When my younger sister was very small, I once pushed her down the stairs. Fortunately, she was still small enough to bounce. But it was the beginning, not the end, of the fighting. We pinched and slapped in the back of the car on long interminable journeys, over a fraction of an inch invasion into each other’s elbow space. We scrapped over toys and games and who got the biggest share of pudding; then over clothes and boys and who was most popular at school (all right, it was her). We fought like all siblings fight and I can’t even remember now what most of it was about, but deep down it was probably the thing most sibling fights are really about, namely who is the most loved. Luckily in our family it was never obvious who was the favourite, which may help explain why these days we love each other to death; why the older we get, the closer we have become, through the years of bringing up our own children and now into the years of looking after our parents. But as I said, we were lucky. Prince William and Prince Harry have been less so, which may explain why – according to the latter’s new book, Spare, a grimly revealing title if ever there was one – three years ago the brothers came to blows even as full-grown men.
The fight was ostensibly about Harry’s wife, Meghan, and he writes angrily about his older brother calling her “difficult”, “rude” and “abrasive”, echoing the whispers beginning to circulate about her in parts of the press. But it seemingly escalated violently after Harry accused William of acting like an heir: the chosen one, around whom everything else seemingly revolves. There isn’t a sibling alive who won’t, on some level, recognise that feeling. But the twist in this case is that resentment is inexorably baked into a hereditary monarchy from birth. Its strength but also its weakness is that it exercises power through a family, with all the primordial and potentially destructive emotions that entails.
Like them, loathe them, or merely long to hear no more about them ever again, in recent weeks the Sussexes have raised questions of genuine and awkward public interest. They held up an important mirror to the country by exploring the reaction, public and private, to a mixed-race royal marriage. They have served up some uncomfortable truths too about the long and sometimes grubby relationship between royals and the media, where some intrusion is grudgingly permitted in return for the nation keeping the family in the gilded style to which they have become accustomed. But this book takes the prince into a queasier realm, where the washing of dirty linen in public is no longer obviously linked to effecting change and the political gives way to the intensely personal.
The details of the brothers’ alleged punch-up in a palace cottage are at once almost ridiculously trivial (he pushed me into a dog bowl!) and heartbreakingly sad. They were so young when they lost their mother, but at least they still had each other, and now it seems they don’t even have that. Harry clearly aches still to be reconciled – in trailers for yet more promotional interviews to be screened this weekend, he talks of wanting both his father and brother back – but every revelation surely makes that less likely. The younger prince’s tragedy is that the harder he fights for what he seems to want, which is to matter as much to his family as his older brother does, the further that slips out of reach.
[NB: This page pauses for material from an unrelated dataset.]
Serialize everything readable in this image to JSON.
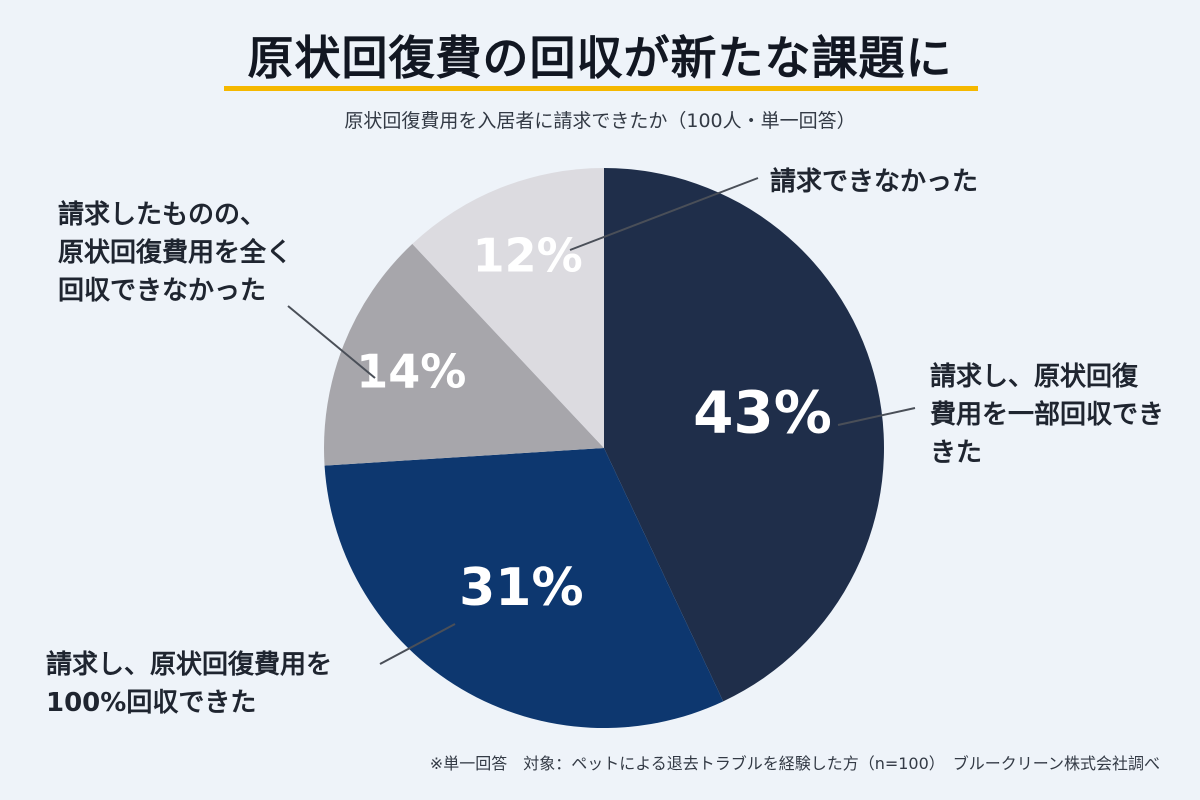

For William doesn’t come out of all this looking good, and since childhood Harry’s function in brutal dynastic terms has been to absorb criticism that might otherwise fall on his older brother. The goal of monarchy is its own survival, which means its instinct is generally to protect the heir at all costs, while the spare – the younger brother – inevitably becomes more disposable. Harry was born the understudy, the plan B, and even then only until his brother had children. Unlike in centuries past, pushing back against this quasi-feudal order of things isn’t going to get him locked up in the Tower, but this is nonetheless a sibling relationship forged with the confines of a family that still considers it reasonable to curtsey to each other. If there’s a lesson to be drawn from all this misery, beyond the bleeding obvious one that there’s something deeply unhealthy about hereditary power, it’s arguably one for parents. For sadly, it’s not only children born into immense privilege who can be left feeling like spares.
The perennially wise psychologist Dorothy Rowe once wrote that sibling relationships were ultimately all about “being validated or invalidated as a person”, since they are where we learn our first indelible lessons about rivalry and resentment, victory and shame, love and hate. They’re intense enough when all you’re fighting over is who stole whose tights, never mind the vast reserves of power embodied in a crown. What siblings crave above all else is fairness – or perhaps more accurately, the sense that the other one isn’t too far ahead in the eternal and terrifying war for their parents’ attention. It is a catastrophic thing, for a child to feel the lesser loved, and the scars run deep. For the sake of spares everywhere, I hope Harry finds the peace he so clearly seeks.